Levitzki was born in Kremenchuk, Ukraine (then part of the Russian Empire), to Jewish parents who were naturalised American citizens on a return trip to Ukraine. He was playing the violin at the age of three, but soon developed an interest in the piano, which he studied in Warsaw with Aleksander Michałowski before making his debut in Antwerp in 1906.

In New York, his father brought him to the attention of Walter Damrosch, who obtained a scholarship for him at the Institute of Musical Art (now the Juilliard School) as a pupil of Zygmunt Stojowski, with whom he studied from 1907 to 1911. In 1913 Levitzki entered the Berlin Hochschule für Musik, where he became the youngest student of Ernst von Dohnányi and was awarded the Mendelssohn Prize in 1915. By this time he had performed throughout Europe and Scandinavia. He made his American debut in New York on October 17, 1916, at Aeolian Hall, and soon made his permanent home in the United States, later becoming an American citizen. Levitzki concertized worldwide up until the time of his death. He toured in the United States, Australia, New Zealand and Asia, making a reputation with his performances of the Romantic repertory. He was elected an honorary member of the Alpha chapter of Phi Mu Alpha Sinfonia fraternity at the New England Conservatory in 1917.

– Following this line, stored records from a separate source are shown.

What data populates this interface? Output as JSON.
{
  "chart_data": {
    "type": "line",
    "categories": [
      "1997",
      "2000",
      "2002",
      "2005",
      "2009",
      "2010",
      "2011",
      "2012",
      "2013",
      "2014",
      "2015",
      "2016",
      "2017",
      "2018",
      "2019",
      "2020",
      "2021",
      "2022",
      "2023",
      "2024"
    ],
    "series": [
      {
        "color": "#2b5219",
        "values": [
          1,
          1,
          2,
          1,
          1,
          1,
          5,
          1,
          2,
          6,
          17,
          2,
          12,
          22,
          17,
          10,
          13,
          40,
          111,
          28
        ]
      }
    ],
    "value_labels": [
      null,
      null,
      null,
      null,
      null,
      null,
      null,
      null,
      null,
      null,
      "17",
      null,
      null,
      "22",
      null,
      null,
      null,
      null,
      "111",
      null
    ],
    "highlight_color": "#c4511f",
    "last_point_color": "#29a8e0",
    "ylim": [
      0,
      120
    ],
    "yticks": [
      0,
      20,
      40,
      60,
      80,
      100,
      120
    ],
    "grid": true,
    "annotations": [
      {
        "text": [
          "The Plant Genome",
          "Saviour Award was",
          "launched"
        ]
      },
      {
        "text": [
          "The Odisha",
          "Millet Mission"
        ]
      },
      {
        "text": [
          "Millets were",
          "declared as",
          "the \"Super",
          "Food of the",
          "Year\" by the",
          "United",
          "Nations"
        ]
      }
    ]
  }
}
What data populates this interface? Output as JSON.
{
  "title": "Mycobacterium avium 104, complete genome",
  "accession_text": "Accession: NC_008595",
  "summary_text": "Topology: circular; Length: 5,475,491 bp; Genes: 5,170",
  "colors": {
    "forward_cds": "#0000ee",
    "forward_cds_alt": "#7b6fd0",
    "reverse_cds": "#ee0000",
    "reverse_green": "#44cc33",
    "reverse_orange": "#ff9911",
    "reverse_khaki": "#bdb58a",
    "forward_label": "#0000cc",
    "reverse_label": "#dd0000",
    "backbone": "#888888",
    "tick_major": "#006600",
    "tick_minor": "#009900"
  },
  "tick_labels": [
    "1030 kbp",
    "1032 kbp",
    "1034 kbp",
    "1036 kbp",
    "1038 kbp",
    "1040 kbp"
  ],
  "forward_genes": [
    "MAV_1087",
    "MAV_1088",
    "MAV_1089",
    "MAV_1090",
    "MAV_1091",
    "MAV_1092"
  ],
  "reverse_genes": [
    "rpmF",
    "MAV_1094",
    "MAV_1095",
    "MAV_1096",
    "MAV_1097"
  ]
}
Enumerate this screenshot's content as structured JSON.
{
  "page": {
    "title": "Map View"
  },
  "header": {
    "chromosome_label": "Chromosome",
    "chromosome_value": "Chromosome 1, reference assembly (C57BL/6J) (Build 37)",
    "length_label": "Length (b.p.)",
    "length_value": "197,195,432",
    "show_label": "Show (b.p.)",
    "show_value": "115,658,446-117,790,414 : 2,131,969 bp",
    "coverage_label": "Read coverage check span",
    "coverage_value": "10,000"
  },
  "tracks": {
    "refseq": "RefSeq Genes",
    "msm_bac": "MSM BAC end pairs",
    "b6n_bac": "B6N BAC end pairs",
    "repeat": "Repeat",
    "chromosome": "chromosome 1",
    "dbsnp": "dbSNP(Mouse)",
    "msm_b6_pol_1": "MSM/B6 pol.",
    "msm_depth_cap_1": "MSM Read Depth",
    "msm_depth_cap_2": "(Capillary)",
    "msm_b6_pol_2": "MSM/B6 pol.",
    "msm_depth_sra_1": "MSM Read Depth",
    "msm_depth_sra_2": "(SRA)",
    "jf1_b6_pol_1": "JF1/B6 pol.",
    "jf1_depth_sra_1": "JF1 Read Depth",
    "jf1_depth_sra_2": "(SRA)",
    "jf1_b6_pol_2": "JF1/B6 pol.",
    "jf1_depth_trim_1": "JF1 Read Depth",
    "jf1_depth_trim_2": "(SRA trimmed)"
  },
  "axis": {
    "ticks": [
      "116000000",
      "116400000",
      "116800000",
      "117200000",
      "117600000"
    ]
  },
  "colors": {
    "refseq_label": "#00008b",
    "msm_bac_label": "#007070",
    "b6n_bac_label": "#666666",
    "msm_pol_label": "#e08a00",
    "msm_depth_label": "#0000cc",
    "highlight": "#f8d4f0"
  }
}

He transcribed numerous pieces for piano, prepared a cadenza for Beethoven's Third Piano Concerto, and wrote small pieces for the piano. Among his most popular compositions for piano were The Enchanted Nymph, Valse in A, Valse tzigane, and a gavotte.

He also recorded extensively for the AMPICO Piano Roll Company during the 1920s.

Levitzki died of a heart attack aged 42, in 1941, at his home in Avon-by-the-Sea, New Jersey. Levitski's papers are conserved at the New York Public Library for the Performing Arts.

==Compositions (selective list)==
===Piano solo===
- Valse de concert, Op.1 (1924)
- Valse, Op. 2 (1921)
- Gavotte, Op. 3 (1923)
- Ah, Thou Beloved One, Op. 4 (1929)
- Arabesque valsante, Op. 6 (1934)
- Valse Tzigane, Op.7 (1935)
- Dance of the Doll, Op. 8 (1937)
- Do You Remember?, Op. 9 (1940)
- The Enchanted Nymph (1927)

==Sources==
- David Ewen, Encyclopedia of Concert Music. New York; Hill and Wang, 1959.